タイトルが「宮部みゆき ソロモンの偽証」と出てくるところから意表を突かれた。日本映画で原作者がタイトルに出てくるのは珍しい。「風と共に去りぬ」がMargaret Mitchel'sとなっていたり、外国映画では観たことがあるけれど。

Solo

映画公式サイトはこちら

評価:AAA

本当は後篇を観てから評価するつもりでいた。前半を観ただけでは無理だと想ったからだ。ところが!僕の見通しが甘かった。観始めるやいなや、20年に1本しか現れない途轍もない怪物だということが直ちに判ったので断を下した。つまり日本映画史で言えば小津安二郎の「東京物語」、黒澤明の「七人の侍」「羅生門」、溝口健二の「雨月物語」「西鶴一代女」、成瀬巳喜男の「浮雲」レベルの作品であるということだ。長尺ということがネックになるかも知れないが、来年の米アカデミー賞外国語映画部門の日本代表は絶対にこれを選ぶべき。もし本作を出品すれば受賞は100%間違いなし。だって「おくりびと」を遥かに凌ぐ傑作だから。

映画冒頭、尾野真千子が中学校にやって来る。遠景に東京スカイツリーが見える。尾野は正門から入らず、通用門を通る。そこには「防犯カメラ設置中」とプレートが掲げられている。ふっと校舎を見上げる尾野。カメラが俯瞰ショットで桜の木の下に佇む彼女を捉える。……この一連の動作が、後に伏線としてしっかり活かされているのには唸った。凄い。

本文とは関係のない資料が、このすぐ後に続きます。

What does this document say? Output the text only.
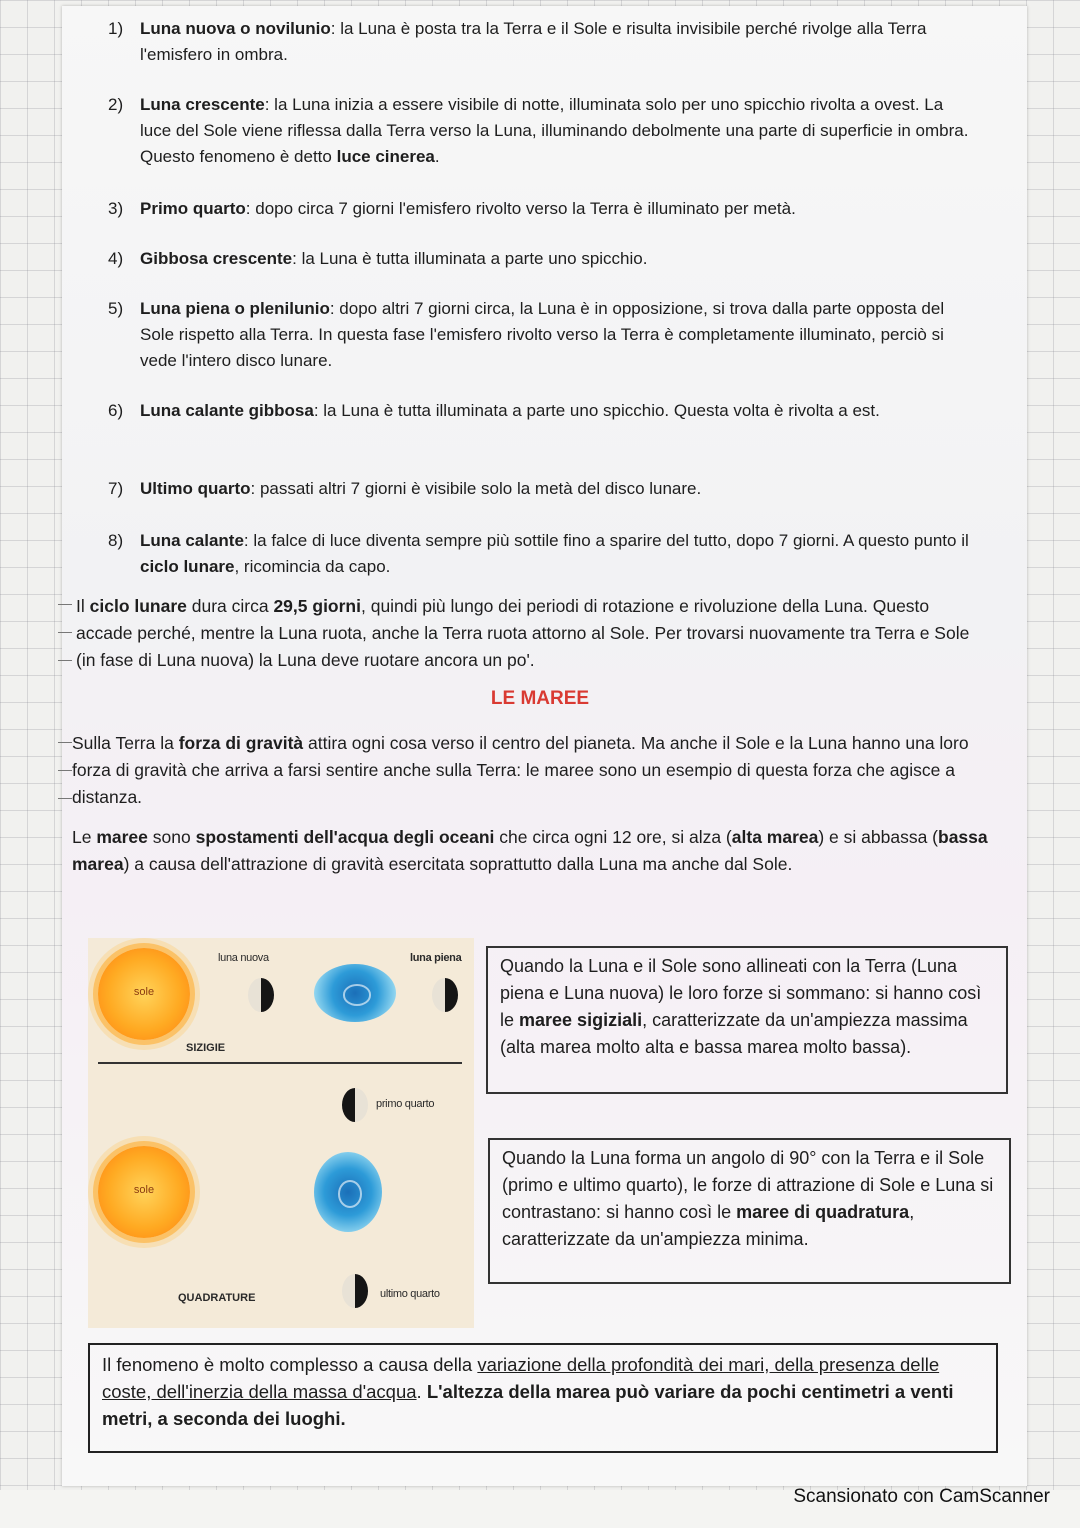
1) Luna nuova o novilunio: la Luna è posta tra la Terra e il Sole e risulta invisibile perché rivolge alla Terra l'emisfero in ombra.
2) Luna crescente: la Luna inizia a essere visibile di notte, illuminata solo per uno spicchio rivolta a ovest. La luce del Sole viene riflessa dalla Terra verso la Luna, illuminando debolmente una parte di superficie in ombra. Questo fenomeno è detto luce cinerea.
3) Primo quarto: dopo circa 7 giorni l'emisfero rivolto verso la Terra è illuminato per metà.
4) Gibbosa crescente: la Luna è tutta illuminata a parte uno spicchio.
5) Luna piena o plenilunio: dopo altri 7 giorni circa, la Luna è in opposizione, si trova dalla parte opposta del Sole rispetto alla Terra. In questa fase l'emisfero rivolto verso la Terra è completamente illuminato, perciò si vede l'intero disco lunare.
6) Luna calante gibbosa: la Luna è tutta illuminata a parte uno spicchio. Questa volta è rivolta a est.
7) Ultimo quarto: passati altri 7 giorni è visibile solo la metà del disco lunare.
8) Luna calante: la falce di luce diventa sempre più sottile fino a sparire del tutto, dopo 7 giorni. A questo punto il ciclo lunare, ricomincia da capo.
Il ciclo lunare dura circa 29,5 giorni, quindi più lungo dei periodi di rotazione e rivoluzione della Luna. Questo accade perché, mentre la Luna ruota, anche la Terra ruota attorno al Sole. Per trovarsi nuovamente tra Terra e Sole (in fase di Luna nuova) la Luna deve ruotare ancora un po'.
LE MAREE
Sulla Terra la forza di gravità attira ogni cosa verso il centro del pianeta. Ma anche il Sole e la Luna hanno una loro forza di gravità che arriva a farsi sentire anche sulla Terra: le maree sono un esempio di questa forza che agisce a distanza.
Le maree sono spostamenti dell'acqua degli oceani che circa ogni 12 ore, si alza (alta marea) e si abbassa (bassa marea) a causa dell'attrazione di gravità esercitata soprattutto dalla Luna ma anche dal Sole.
sole
luna nuova	luna piena
SIZIGIE
primo quarto
sole
QUADRATURE	ultimo quarto
Quando la Luna e il Sole sono allineati con la Terra (Luna piena e Luna nuova) le loro forze si sommano: si hanno così le maree sigiziali, caratterizzate da un'ampiezza massima (alta marea molto alta e bassa marea molto bassa).
Quando la Luna forma un angolo di 90° con la Terra e il Sole (primo e ultimo quarto), le forze di attrazione di Sole e Luna si contrastano: si hanno così le maree di quadratura, caratterizzate da un'ampiezza minima.
Il fenomeno è molto complesso a causa della variazione della profondità dei mari, della presenza delle coste, dell'inerzia della massa d'acqua. L'altezza della marea può variare da pochi centimetri a venti metri, a seconda dei luoghi.
Scansionato con CamScanner
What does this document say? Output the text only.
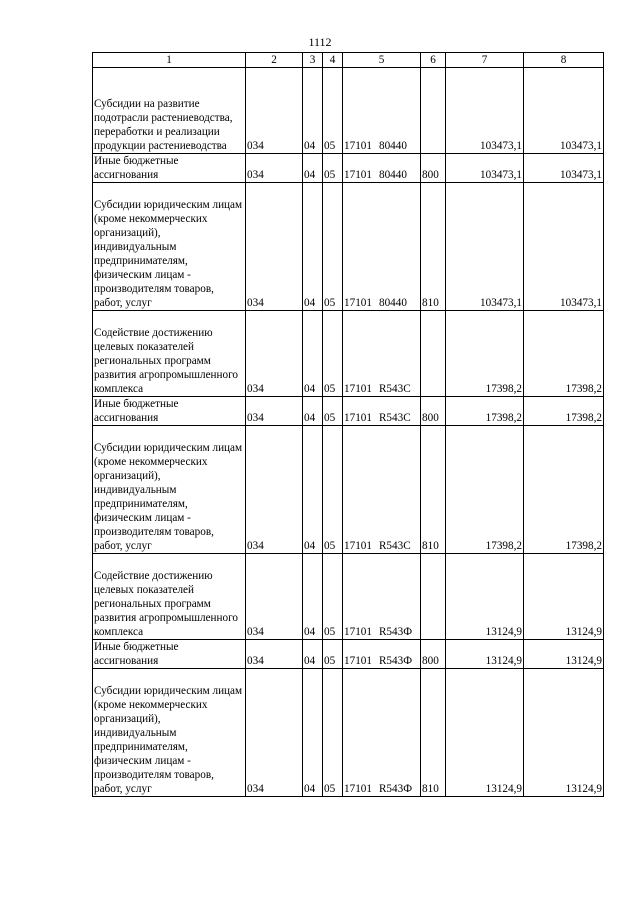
1112
1	2	3	4	5	6	7	8
Субсидии на развитие подотрасли растениеводства, переработки и реализации продукции растениеводства	034	04	05	17101 80440		103473,1	103473,1
Иные бюджетные ассигнования	034	04	05	17101 80440	800	103473,1	103473,1
Субсидии юридическим лицам (кроме некоммерческих организаций), индивидуальным предпринимателям, физическим лицам - производителям товаров, работ, услуг	034	04	05	17101 80440	810	103473,1	103473,1
Содействие достижению целевых показателей региональных программ развития агропромышленного комплекса	034	04	05	17101 R543C		17398,2	17398,2
Иные бюджетные ассигнования	034	04	05	17101 R543C	800	17398,2	17398,2
Субсидии юридическим лицам (кроме некоммерческих организаций), индивидуальным предпринимателям, физическим лицам - производителям товаров, работ, услуг	034	04	05	17101 R543C	810	17398,2	17398,2
Содействие достижению целевых показателей региональных программ развития агропромышленного комплекса	034	04	05	17101 R543Ф		13124,9	13124,9
Иные бюджетные ассигнования	034	04	05	17101 R543Ф	800	13124,9	13124,9
Субсидии юридическим лицам (кроме некоммерческих организаций), индивидуальным предпринимателям, физическим лицам - производителям товаров, работ, услуг	034	04	05	17101 R543Ф	810	13124,9	13124,9
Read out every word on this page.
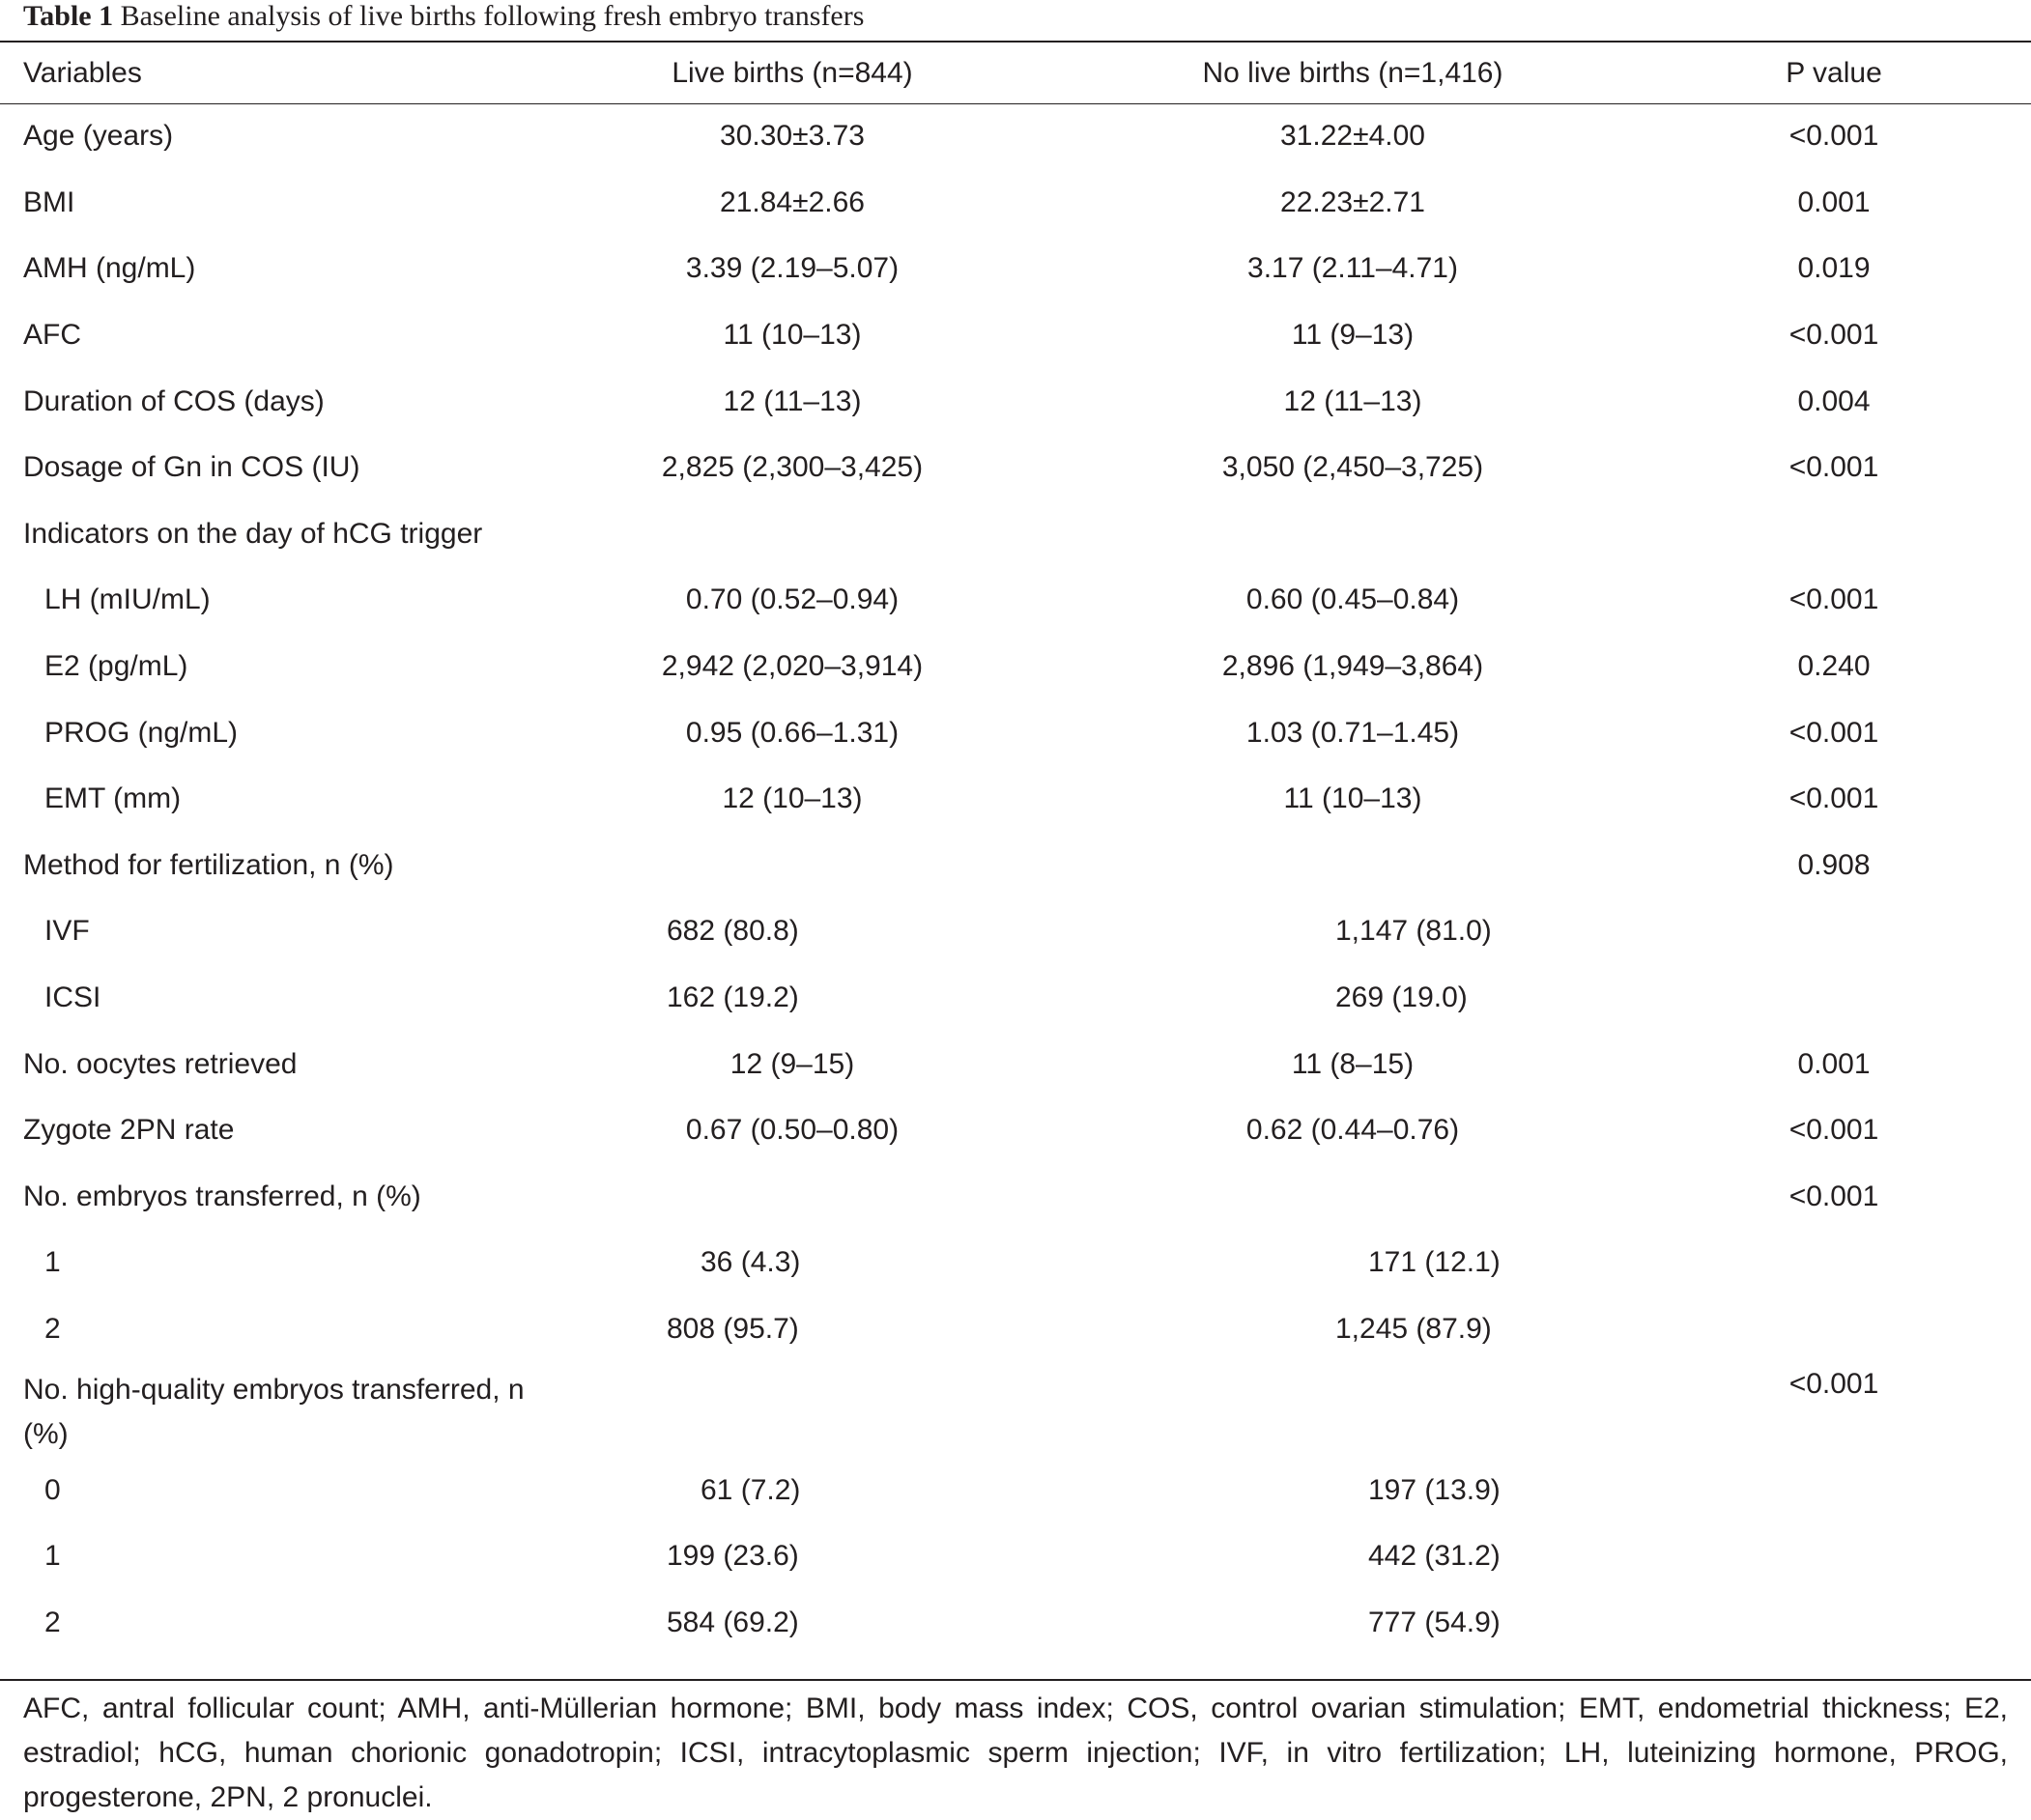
Table 1 Baseline analysis of live births following fresh embryo transfers
Variables	Live births (n=844)	No live births (n=1,416)	P value
Age (years)	30.30±3.73	31.22±4.00	<0.001
BMI	21.84±2.66	22.23±2.71	0.001
AMH (ng/mL)	3.39 (2.19–5.07)	3.17 (2.11–4.71)	0.019
AFC	11 (10–13)	11 (9–13)	<0.001
Duration of COS (days)	12 (11–13)	12 (11–13)	0.004
Dosage of Gn in COS (IU)	2,825 (2,300–3,425)	3,050 (2,450–3,725)	<0.001
Indicators on the day of hCG trigger			
LH (mIU/mL)	0.70 (0.52–0.94)	0.60 (0.45–0.84)	<0.001
E2 (pg/mL)	2,942 (2,020–3,914)	2,896 (1,949–3,864)	0.240
PROG (ng/mL)	0.95 (0.66–1.31)	1.03 (0.71–1.45)	<0.001
EMT (mm)	12 (10–13)	11 (10–13)	<0.001
Method for fertilization, n (%)			0.908
IVF	682 (80.8)	1,147 (81.0)	
ICSI	162 (19.2)	269 (19.0)	
No. oocytes retrieved	12 (9–15)	11 (8–15)	0.001
Zygote 2PN rate	0.67 (0.50–0.80)	0.62 (0.44–0.76)	<0.001
No. embryos transferred, n (%)			<0.001
1	36 (4.3)	171 (12.1)	
2	808 (95.7)	1,245 (87.9)	
No. high-quality embryos transferred, n (%)			<0.001
0	61 (7.2)	197 (13.9)	
1	199 (23.6)	442 (31.2)	
2	584 (69.2)	777 (54.9)	
AFC, antral follicular count; AMH, anti-Müllerian hormone; BMI, body mass index; COS, control ovarian stimulation; EMT, endometrial thickness; E2, estradiol; hCG, human chorionic gonadotropin; ICSI, intracytoplasmic sperm injection; IVF, in vitro fertilization; LH, luteinizing hormone, PROG, progesterone, 2PN, 2 pronuclei.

主役の新人・藤野涼子は勿論だが、死体で登場する望月歩、秀才君役の西村成忠、ニキビで虐められる石井杏奈、その友達で太っちょの富田望生、イジメの主犯格・清水尋也など子どもたちが適材適所で素晴らしい。見事なアンサンブルである。

イジメ、家庭内暴力、人の悪意、大人の事情(世間体、事なかれ主義)といった様々な要素が複雑に絡み、壮大なシンフォニーを奏でてゆく。雪の中から発見される目を開けたままの死体はどこか美しく、また「リング」の貞子みたいな女が登場したりしてゾクゾクっと背筋が凍るホラー要素もある。これを観逃したら貴方が2015年という今に生きている意味がない、末代までの恥とまで言い切らせて貰おう。直ちに映画館に駆けつけろ!!

以下余談。エンドロールでアルビノーニのアダージョが静かに流れる。僕はNHKで放送された向田邦子のドラマ「あ・うん」のことを想い出した。考えてみれば宮部みゆきは《現代の向田邦子》と言えるだろう。またこの曲はオーソン・ウェルズ監督の映画「審判」(1963)でも使われている。やはり裁判がテーマになっている「審判」への想いがあるのかも知れない。